Vitamin D Supplements: Proven Useless?

Vitamin D Supplements have been found practically useless in a new study out of New Zealand which flies in the face of everything that we have been told. Vitamin D has been thought helpful in the prev...
Vitamin D Supplements: Proven Useless?
Written by Lacy Langley

Vitamin D Supplements have been found practically useless in a new study out of New Zealand which flies in the face of everything that we have been told.

Vitamin D has been thought helpful in the prevention of many diseases and ailments such as heart attack, stroke, and even depression. However, the new study finds that Vitamin D in supplement form, among other supplements, could be totally useless.

In the study, researchers found that a group of people given a real Vitamin D supplement and a group given a “dummy” supplement had no marked differences in the diseases with which they suffered.

“Our findings suggest that vitamin D supplementation with or without calcium does not reduce skeletal or non-skeletal outcomes in unselected community-dwelling individuals by more than 15%. Future trials with similar designs are unlikely to alter these conclusions,” concludes the study conducted by Health Research Council of New Zealand.

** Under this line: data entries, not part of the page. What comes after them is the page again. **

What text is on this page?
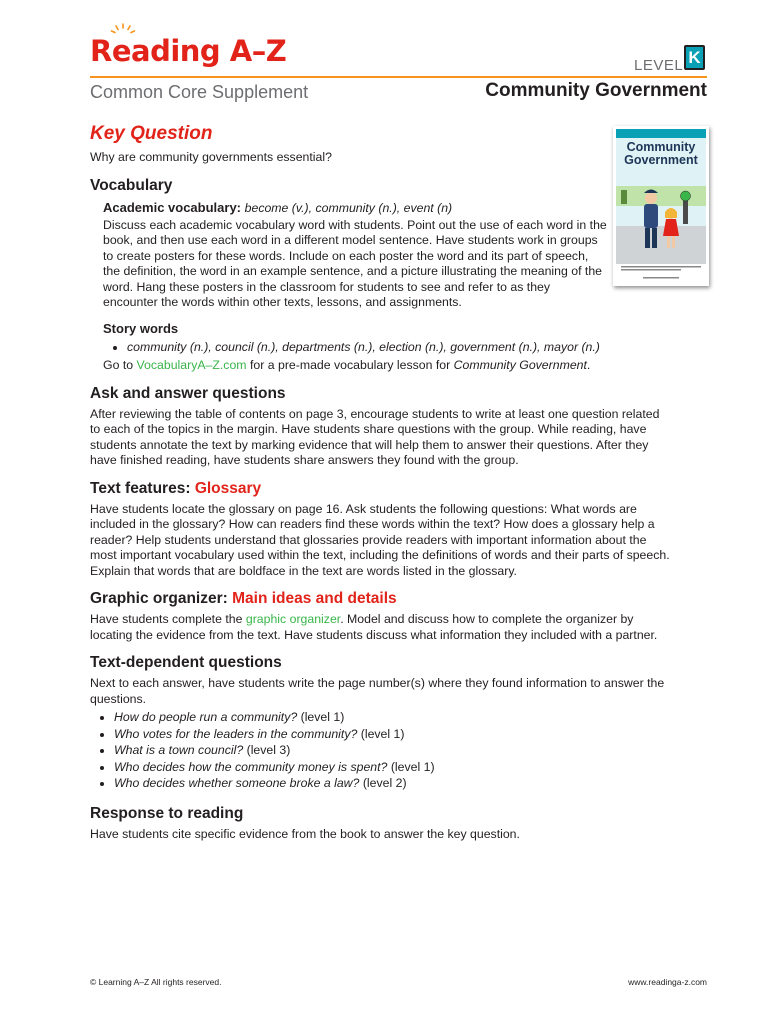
Reading A–Z	LEVEL K
Common Core Supplement	Community Government
Community
Government
Key Question

Why are community governments essential?

Vocabulary
Academic vocabulary: become (v.), community (n.), event (n)

Discuss each academic vocabulary word with students. Point out the use of each word in the book, and then use each word in a different model sentence. Have students work in groups to create posters for these words. Include on each poster the word and its part of speech, the definition, the word in an example sentence, and a picture illustrating the meaning of the word. Hang these posters in the classroom for students to see and refer to as they encounter the words within other texts, lessons, and assignments.

Story words
• community (n.), council (n.), departments (n.), election (n.), government (n.), mayor (n.)

Go to VocabularyA–Z.com for a pre-made vocabulary lesson for Community Government.

Ask and answer questions

After reviewing the table of contents on page 3, encourage students to write at least one question related to each of the topics in the margin. Have students share questions with the group. While reading, have students annotate the text by marking evidence that will help them to answer their questions. After they have finished reading, have students share answers they found with the group.

Text features: Glossary

Have students locate the glossary on page 16. Ask students the following questions: What words are included in the glossary? How can readers find these words within the text? How does a glossary help a reader? Help students understand that glossaries provide readers with important information about the most important vocabulary used within the text, including the definitions of words and their parts of speech. Explain that words that are boldface in the text are words listed in the glossary.

Graphic organizer: Main ideas and details

Have students complete the graphic organizer. Model and discuss how to complete the organizer by locating the evidence from the text. Have students discuss what information they included with a partner.

Text-dependent questions

Next to each answer, have students write the page number(s) where they found information to answer the questions.

• How do people run a community? (level 1)
• Who votes for the leaders in the community? (level 1)
• What is a town council? (level 3)
• Who decides how the community money is spent? (level 1)
• Who decides whether someone broke a law? (level 2)
Response to reading

Have students cite specific evidence from the book to answer the key question.

© Learning A–Z All rights reserved.	www.readinga-z.com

Experts say that the best way to get Vitamin D is from food sources like milk, salmon, tuna, and vegetables like mushrooms.

“The take-away message is that there is little justification currently for prescribing vitamin D to prevent heart attack, stroke, cancer, or fractures in otherwise-healthy people living in the community,” says lead study author Dr. Mark Bolland, according to bio-hormone-health.com.

However, there are still many who would argue that Vitamin D supplementation is absolutely effective. Dr. Michael F Holick, a vitamin D expert and author of “The Vitamin D Solution” book, says that the testing methods done in New Zealand were simply “silly”. He says the results prove nothing since the doses of Vitamin D given test subjects was incredibly small and not what would normally be prescribed.

The RDA for Vitamin D supplementation is only 400 IU per day, yet current research suggests that our daily Vitamin D requirement is closer to 4,000 to 5,000 IU.

Would giving the required dosage have made a difference? I suppose another study will be in order.